Sin sorpresas
CON UN poco de cinismo podría decirse que, condenada de antemano al papel de una piadosa letanía de buenas intenciones, cualquier acuerdo logrado en la «cumbre» de Londres constituye un éxito para sus siete participantes. La experiencia de las dos conferencias anteriores -Rambouillet en 1975 y Puerto Rico en 1976- no suponía un antecedente esperanzador. Por otro lado, el que los principales problemas a tratar en el número 10 de Downing Street -estancamiento económico, reforma del sistema monetario internacional, problemas energéticos y de materias primas- sean casi los mismos que hace dos años es, en buena medida, una confesión de la inutilidad de estos contactos personales al más alto nivel.A estas dificultades, que podrían calificarse de «naturales», se añadía en el caso de Londres la irritación causada en los países europeos por la decisión del presidente Carter de suspender la exportación de tecnología nuclear a dichos países. Conocedor de tal estado de ánimo y deseoso de no aparecer como culpable del mal comienzo de su primera conferencia internacional, Carter firmó días antes de salir de Washington la orden autorizando las ventas de uranio enriquecido que habían quedado suspendidas varias semanas antes. El gesto tuvo el efecto balsámico esperado y la conferencia se inició y desarrolló bajo los mejores auspicios.

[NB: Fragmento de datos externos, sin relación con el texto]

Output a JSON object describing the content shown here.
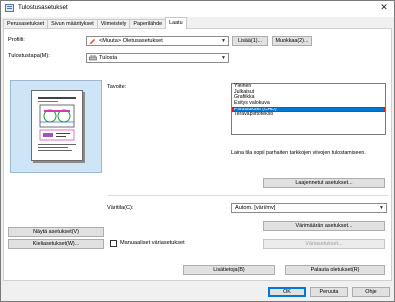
{
  "window": {
    "title": "Tulostusasetukset",
    "close_glyph": "✕"
  },
  "tabs": [
    {
      "label": "Perusasetukset",
      "active": false
    },
    {
      "label": "Sivun määritykset",
      "active": false
    },
    {
      "label": "Viimeistely",
      "active": false
    },
    {
      "label": "Paperilähde",
      "active": false
    },
    {
      "label": "Laatu",
      "active": true
    }
  ],
  "profile": {
    "label": "Profiili:",
    "value": "<Muuta> Oletusasetukset",
    "add_button": "Lisää(1)...",
    "edit_button": "Muokkaa(2)..."
  },
  "output_method": {
    "label": "Tulostustapa(M):",
    "value": "Tulosta"
  },
  "goal": {
    "label": "Tavoite:",
    "items": [
      "Yleinen",
      "Julkaisut",
      "Grafiikka",
      "Esitys valokuva",
      "Piirustukset (CAD)",
      "Teräväpiirtoteksti"
    ],
    "selected_index": 4
  },
  "description": "Laina tila sopii parhaiten tarkkojen viivojen tulostamiseen.",
  "advanced_button": "Laajennetut asetukset...",
  "color": {
    "label": "Väritila(C):",
    "value": "Autom. [väri/mv]",
    "color_settings_button": "Värimäärän asetukset...",
    "disabled_button": "Väriasetukset..."
  },
  "left_buttons": {
    "show_settings": "Näytä asetukset(V)",
    "language_settings": "Kieliasetukset(W)..."
  },
  "manual_checkbox": {
    "label": "Manuaaliset väriasetukset",
    "checked": false
  },
  "bottom_buttons": {
    "restore": "Palauta oletukset(R)",
    "extra": "Lisätietoja(B)"
  },
  "dialog_buttons": {
    "ok": "OK",
    "cancel": "Peruuta",
    "help": "Ohje"
  },
  "colors": {
    "accent": "#0078d7",
    "preview_bg": "#cde5f7",
    "highlight_border": "#e11111"
  },
  "icons": {
    "output_method": "printer-icon",
    "profile": "pencil-icon",
    "window": "printer-settings-icon"
  }
}
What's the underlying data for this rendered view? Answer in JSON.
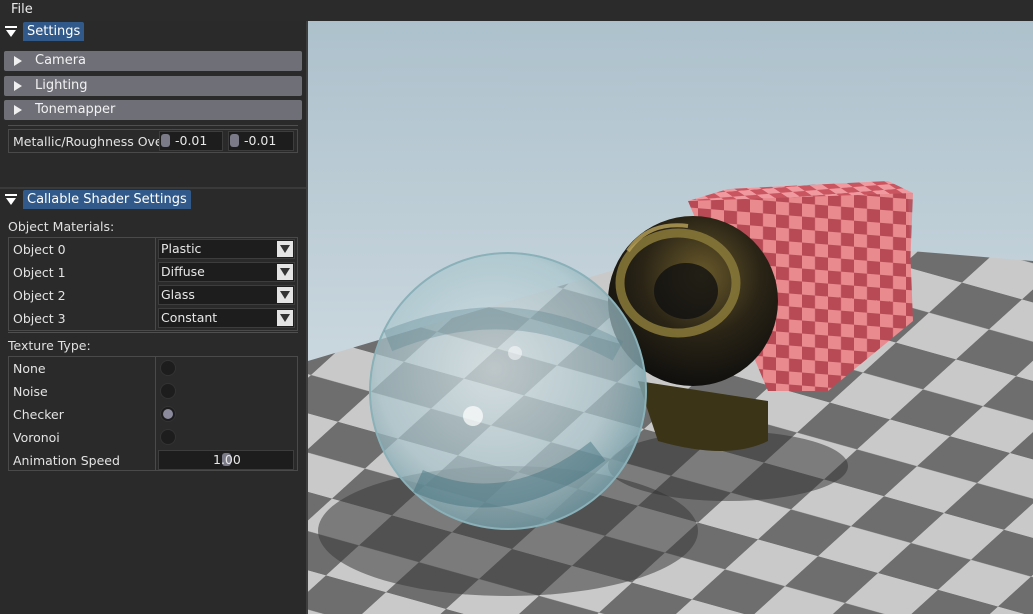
{
  "menubar": {
    "file": "File"
  },
  "settings": {
    "title": "Settings",
    "sections": [
      {
        "label": "Camera"
      },
      {
        "label": "Lighting"
      },
      {
        "label": "Tonemapper"
      }
    ],
    "override": {
      "label": "Metallic/Roughness Ove",
      "metallic": "-0.01",
      "roughness": "-0.01"
    }
  },
  "callable": {
    "title": "Callable Shader Settings",
    "materials_label": "Object Materials:",
    "objects": [
      {
        "label": "Object 0",
        "value": "Plastic"
      },
      {
        "label": "Object 1",
        "value": "Diffuse"
      },
      {
        "label": "Object 2",
        "value": "Glass"
      },
      {
        "label": "Object 3",
        "value": "Constant"
      }
    ],
    "texture_label": "Texture Type:",
    "textures": [
      {
        "label": "None",
        "selected": false
      },
      {
        "label": "Noise",
        "selected": false
      },
      {
        "label": "Checker",
        "selected": true
      },
      {
        "label": "Voronoi",
        "selected": false
      }
    ],
    "animation": {
      "label": "Animation Speed",
      "value": "1.00",
      "fraction": 0.5
    }
  },
  "colors": {
    "title_tab": "#315a8a",
    "section_header": "#6f6f78",
    "panel": "#2a2a2a",
    "checker_red": "#c95560",
    "checker_pink": "#e98a8f"
  }
}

En su comunicado final, los jefes de Estado y Gobierno participantes han reconocido la importancia del tema de la energía nuclear, nombrando una comisión que propondrá una serie de recomendaciones sobre este tema en el plazo máximo de dos meses.
El contenido propiamente económico de la reunión está recogido en siete puntos. Los dos primeros llaman la atención sobre la necesidad de luchar contra el paro -especialmente el juvenil- y la inflación mediante un crecimiento económico cuantificado en «objetivos» que cada uno de los siete países se ha de fijar. En buena lógica económica, y así lo reconoce el comunicado, deben ser los países con superávit de balanza de pagos -Alemania, Japón y, en menor medida, Estados Unidos- quienes adopten inmediatamente medidas expansivas. Por el momento, los dos primeros países han preferido dejar revaluarse sus monedas antes de lanzarse por el camino de la expansión por temor a las presiones inflacionistas. Queda por ver si los acuerdos de Londres harán modificar esa actitud.
La ayuda a las naciones con problemas de balanza de pagos -que constituye el punto tercero de la declaración- se intentará canalizar a través de la concesión de nuevos recursos al Fondo Monetario Internacional; recursos que se añadirán a los ya votados en su última reunión en abril. Es curioso que no se mencione la necesidad de reforzar, siquiera sea mínimamente, el decrépito sistema monetario internacional, como si la vulnerabilidad de las economías occidentales no se hubiera visto agravada por la Inexistencia práctica de un sistema monetario estable y eficaz.
Los cuatro últimos puntos constituyen una llamada a los Gobiernos para que procuren evitar todo tipo de proteccionismo comercial e intenten acelerar las conversaciones de Ginebra en favor del comerció multilateral; para que reduzcan y armonicen los aranceles vigentes: incitándoles, por último, a proseguir los esfuerzos en pro de la conservación de energía y la utilización de fuentes convencionales en la generación de la misma.
La sensación que despierta la lectura completa del comunicado final, aquí sólo se han resumido los puntos básicos, es que se ha logrado al menos un objetivo: no defraudar las esperanzas de quienes estaban predispuestos a creer en el éxito de la conferencia, sin que, al mismo tiempo, se haya alimentado el escepticismo de desconfiar de antemano de esta clase de diplomacia «a lo siglo XIX». Queda por ver, si de vuelta en sus despachos y enfrentados ante la ingrata realidad de los problemas cotidianos de sus respectivos países, estos estadistas tienen tiempo y energía para recordar los problemas mundiales que acaban de repasar.